Le contexte est important : depuis le retour de Raymond Poincaré au pouvoir en juillet, la “stabilisation du franc” est devenue le mot d’ordre. Le pays, épuisé par la crise monétaire, voit dans la hausse du franc et la baisse des prix un signe de redressement. Dans ce climat d’autosatisfaction, les journaux bourgeois saluent la fin des “années folles” cosmopolites et la renaissance d’un patriotisme économique. C’est cette ambiance de repli national que Le Canard prend pour cible, en imaginant un réveillon où l’on se félicite de festoyer “entre Français”.
Dès les premières lignes, Vrali tourne en dérision le ton de la presse sérieuse :
“Grâce à la hausse du franc et à la baisse des denrées, on va enfin pouvoir réveillonner sans qu’il en coûte la fortune de Loucheur.”
Mais le prétendu “réveil économique” se réduit aussitôt à une caricature : les prix des soupers sont “d’une modestie à concurrencer les soupes populaires”, et ceux qui veulent du champagne doivent le payer “au prix de la carte, très peu majoré, il va sans dire”. Sous la feinte bonhomie, le Canard raille un discours officiel qui confond prospérité et illusion comptable.
Le cœur de l’article repose sur une scène comique : dans un restaurant parisien, un bourgeois satisfait, “rose et portant lunettes d’écaille”, savoure le plaisir de ne plus voir “ces gueules d’étrandgèrs aotour de moa”. Son voisin, tout aussi chauvin, lance : “Fife la Vrance aux Vranzaïs !” — grotesque accent censé imiter celui d’un patriote ivre de nationalisme. L’échange tourne à la farce absurde, où chacun rivalise de bêtise et de vanité. Puis, en clin d’œil final, l’auteur révèle : “Et modestement, tourné vers le public : — Ça, c’est Clément Vautel qui vous le dit.” L’allusion à Clément Vautel, célèbre chroniqueur conservateur et xénophobe, scelle la satire : Le Canard brocarde ici la presse réactionnaire qui exalte “le réveillon des vrais Français” contre les cosmopolites et les artistes étrangers.

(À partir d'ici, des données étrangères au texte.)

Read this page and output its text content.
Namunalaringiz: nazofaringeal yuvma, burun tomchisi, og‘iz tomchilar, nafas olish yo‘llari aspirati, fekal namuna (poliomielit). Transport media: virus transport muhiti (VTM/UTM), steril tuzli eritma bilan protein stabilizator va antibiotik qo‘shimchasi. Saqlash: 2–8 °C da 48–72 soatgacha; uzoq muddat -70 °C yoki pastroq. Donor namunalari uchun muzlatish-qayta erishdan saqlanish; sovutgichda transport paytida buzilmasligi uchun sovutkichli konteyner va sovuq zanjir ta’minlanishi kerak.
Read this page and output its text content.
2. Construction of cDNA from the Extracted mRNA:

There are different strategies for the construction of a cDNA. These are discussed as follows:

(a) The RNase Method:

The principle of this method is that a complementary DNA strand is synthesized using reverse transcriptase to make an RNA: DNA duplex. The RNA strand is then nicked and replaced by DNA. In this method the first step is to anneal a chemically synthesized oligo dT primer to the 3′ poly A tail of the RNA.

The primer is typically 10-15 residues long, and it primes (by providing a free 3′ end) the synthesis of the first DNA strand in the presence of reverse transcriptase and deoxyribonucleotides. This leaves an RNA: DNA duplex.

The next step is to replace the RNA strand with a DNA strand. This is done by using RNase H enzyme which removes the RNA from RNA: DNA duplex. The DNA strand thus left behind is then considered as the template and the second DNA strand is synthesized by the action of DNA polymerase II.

La chute du texte ajoute un second degré savoureux : après avoir célébré ce réveillon “pur”, Vrali note que les convives distingués comptaient tout de même Ida Rubinstein, Joséphine Baker, les Dolly Sisters, l’Agha Khan, ou encore les Fratellini — autrement dit, les figures les plus cosmopolites de la scène artistique parisienne. L’ironie est parfaite : la France “entre soi” n’existe que dans les mots de ceux qui s’en vantent.
Sous le rire, c’est un vrai diagnostic social que livre Le Canard enchaîné. En décembre 1926, la France de Poincaré se congratule d’avoir retrouvé la stabilité monétaire, mais elle se replie dans une autosatisfaction provinciale, oublieuse de l’élan artistique et international qui faisait la vitalité des années folles. Vrali s’en amuse, mais son humour a la morsure du constat : la bourgeoisie française, rassurée sur le franc, a perdu tout sens du monde.
Entre satire de salon et chronique politique, ce “réveillon entre Français” sonne comme un bilan d’époque — et un antidote parfait à l’hypocrisie des lendemains de fête.